The AI security landscape is a frantic, high-speed cat and mouse game. New jailbreaks and attack techniques are published on X (formerly Twitter) and academic papers weekly. The model you deployed in Q1 might have a brand new, critical vulnerability discovered by a teenager in their basement in Q2.

This isn’t a checkbox you tick once. It’s a muscle you have to build. You should be running these drills regularly—quarterly, at a minimum, for critical systems. You need to build a permanent, in-house AI Red Team, even if it’s just a few people who dedicate a portion of their time to it. Their job is to constantly be thinking like an attacker, to live on the cutting edge of research, and to bring those techniques back to test your own systems.
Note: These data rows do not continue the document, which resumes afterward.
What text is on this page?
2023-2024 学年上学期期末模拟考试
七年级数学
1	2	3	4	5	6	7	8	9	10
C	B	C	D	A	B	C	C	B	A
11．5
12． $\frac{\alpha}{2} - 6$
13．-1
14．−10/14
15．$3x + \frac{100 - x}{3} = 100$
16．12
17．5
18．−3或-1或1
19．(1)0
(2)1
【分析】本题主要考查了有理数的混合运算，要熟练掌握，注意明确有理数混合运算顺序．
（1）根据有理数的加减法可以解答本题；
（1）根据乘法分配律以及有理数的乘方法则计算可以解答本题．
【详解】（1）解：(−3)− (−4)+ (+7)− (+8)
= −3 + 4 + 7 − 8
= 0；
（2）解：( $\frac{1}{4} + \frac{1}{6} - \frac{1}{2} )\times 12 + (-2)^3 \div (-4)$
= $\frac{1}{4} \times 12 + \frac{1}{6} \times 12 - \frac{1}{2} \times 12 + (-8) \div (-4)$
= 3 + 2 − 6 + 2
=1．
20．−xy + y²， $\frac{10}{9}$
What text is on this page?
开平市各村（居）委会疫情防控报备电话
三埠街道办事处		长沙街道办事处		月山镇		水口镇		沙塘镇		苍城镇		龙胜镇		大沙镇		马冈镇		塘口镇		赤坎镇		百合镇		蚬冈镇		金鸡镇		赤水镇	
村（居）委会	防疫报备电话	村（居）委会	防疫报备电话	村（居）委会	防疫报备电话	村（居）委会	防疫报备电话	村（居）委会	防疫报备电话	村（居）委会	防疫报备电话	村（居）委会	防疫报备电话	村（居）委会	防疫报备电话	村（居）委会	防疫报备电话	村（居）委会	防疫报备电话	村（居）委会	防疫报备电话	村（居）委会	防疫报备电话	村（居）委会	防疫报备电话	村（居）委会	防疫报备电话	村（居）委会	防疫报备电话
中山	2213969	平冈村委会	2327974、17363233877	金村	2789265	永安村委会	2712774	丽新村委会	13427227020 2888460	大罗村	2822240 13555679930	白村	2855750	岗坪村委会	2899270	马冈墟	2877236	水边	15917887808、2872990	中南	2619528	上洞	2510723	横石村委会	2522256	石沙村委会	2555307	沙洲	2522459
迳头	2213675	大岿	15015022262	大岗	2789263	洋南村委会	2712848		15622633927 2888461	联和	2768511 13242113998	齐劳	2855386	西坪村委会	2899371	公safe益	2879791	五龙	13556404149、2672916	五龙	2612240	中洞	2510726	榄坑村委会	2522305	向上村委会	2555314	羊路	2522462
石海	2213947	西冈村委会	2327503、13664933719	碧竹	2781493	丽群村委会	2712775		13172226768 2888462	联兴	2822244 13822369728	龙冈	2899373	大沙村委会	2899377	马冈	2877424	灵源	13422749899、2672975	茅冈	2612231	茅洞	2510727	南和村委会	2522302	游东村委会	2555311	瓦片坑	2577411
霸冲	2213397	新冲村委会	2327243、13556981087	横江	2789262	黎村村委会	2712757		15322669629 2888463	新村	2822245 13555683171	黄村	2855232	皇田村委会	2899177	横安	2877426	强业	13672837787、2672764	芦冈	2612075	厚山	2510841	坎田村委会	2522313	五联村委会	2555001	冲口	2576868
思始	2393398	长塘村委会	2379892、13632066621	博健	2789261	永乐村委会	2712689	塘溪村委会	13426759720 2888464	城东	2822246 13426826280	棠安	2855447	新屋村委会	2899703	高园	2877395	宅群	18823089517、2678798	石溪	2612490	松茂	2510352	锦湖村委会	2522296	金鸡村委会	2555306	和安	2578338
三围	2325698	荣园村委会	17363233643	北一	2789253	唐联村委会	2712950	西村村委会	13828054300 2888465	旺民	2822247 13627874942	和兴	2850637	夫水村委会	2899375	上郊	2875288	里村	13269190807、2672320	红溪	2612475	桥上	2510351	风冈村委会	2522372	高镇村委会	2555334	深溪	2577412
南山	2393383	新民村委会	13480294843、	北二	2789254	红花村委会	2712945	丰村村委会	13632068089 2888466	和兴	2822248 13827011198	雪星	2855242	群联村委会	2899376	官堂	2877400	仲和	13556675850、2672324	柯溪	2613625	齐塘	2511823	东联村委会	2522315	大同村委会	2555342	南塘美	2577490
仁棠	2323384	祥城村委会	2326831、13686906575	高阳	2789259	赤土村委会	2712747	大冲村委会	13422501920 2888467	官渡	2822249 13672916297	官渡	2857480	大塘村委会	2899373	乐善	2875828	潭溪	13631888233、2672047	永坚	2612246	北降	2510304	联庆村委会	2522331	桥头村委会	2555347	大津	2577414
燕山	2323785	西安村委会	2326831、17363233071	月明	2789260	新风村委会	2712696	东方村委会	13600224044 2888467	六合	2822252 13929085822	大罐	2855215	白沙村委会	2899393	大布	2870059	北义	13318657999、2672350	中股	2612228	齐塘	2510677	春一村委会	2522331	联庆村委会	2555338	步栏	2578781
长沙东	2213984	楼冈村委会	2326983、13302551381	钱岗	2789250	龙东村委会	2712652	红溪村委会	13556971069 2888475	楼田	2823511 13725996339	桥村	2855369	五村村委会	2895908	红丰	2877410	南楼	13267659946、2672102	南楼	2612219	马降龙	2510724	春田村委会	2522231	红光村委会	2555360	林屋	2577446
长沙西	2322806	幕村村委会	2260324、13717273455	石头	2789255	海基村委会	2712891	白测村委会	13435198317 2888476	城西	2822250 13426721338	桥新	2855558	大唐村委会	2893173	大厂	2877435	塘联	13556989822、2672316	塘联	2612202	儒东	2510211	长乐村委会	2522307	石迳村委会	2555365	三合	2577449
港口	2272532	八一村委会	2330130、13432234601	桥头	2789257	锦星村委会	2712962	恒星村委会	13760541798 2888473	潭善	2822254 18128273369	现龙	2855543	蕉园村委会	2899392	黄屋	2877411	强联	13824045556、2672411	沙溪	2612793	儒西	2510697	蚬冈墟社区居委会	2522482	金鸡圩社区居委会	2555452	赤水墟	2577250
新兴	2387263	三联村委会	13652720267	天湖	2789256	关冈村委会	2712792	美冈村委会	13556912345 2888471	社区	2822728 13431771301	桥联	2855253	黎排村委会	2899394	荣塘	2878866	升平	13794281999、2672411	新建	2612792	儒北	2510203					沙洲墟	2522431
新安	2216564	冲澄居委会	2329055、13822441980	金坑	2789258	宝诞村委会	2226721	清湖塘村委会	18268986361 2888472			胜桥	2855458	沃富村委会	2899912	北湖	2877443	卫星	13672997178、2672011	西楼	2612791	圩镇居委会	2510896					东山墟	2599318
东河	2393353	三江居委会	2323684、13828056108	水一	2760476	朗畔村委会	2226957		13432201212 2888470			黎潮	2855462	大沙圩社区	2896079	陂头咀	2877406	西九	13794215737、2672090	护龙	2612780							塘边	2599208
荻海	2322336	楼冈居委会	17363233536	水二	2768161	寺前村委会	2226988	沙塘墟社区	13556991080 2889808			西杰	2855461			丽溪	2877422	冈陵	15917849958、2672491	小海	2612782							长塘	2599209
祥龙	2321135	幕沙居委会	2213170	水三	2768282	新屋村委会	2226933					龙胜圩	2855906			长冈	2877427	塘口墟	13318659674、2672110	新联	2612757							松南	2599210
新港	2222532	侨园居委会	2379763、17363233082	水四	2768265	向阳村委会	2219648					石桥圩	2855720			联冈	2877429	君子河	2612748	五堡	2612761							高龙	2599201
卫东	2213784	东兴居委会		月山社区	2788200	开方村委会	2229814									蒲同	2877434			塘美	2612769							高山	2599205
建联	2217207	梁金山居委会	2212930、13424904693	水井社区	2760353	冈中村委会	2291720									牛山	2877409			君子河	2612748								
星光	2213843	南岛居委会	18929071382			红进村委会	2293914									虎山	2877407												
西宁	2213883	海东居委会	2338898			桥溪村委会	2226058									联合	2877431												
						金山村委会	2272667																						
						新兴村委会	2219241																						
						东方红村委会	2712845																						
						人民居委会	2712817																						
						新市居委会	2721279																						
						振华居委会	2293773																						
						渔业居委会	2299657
Building secure AI isn’t about finding the perfect system prompt or the ultimate input filter. It’s about building a resilient system and a vigilant culture. It’s about assuming your AI can and will be compromised, and having the monitoring, the people, and the processes in place to detect it, respond to it, and learn from it.

So, look at that shiny new AI your team just deployed.

When are you scheduling its first fire drill?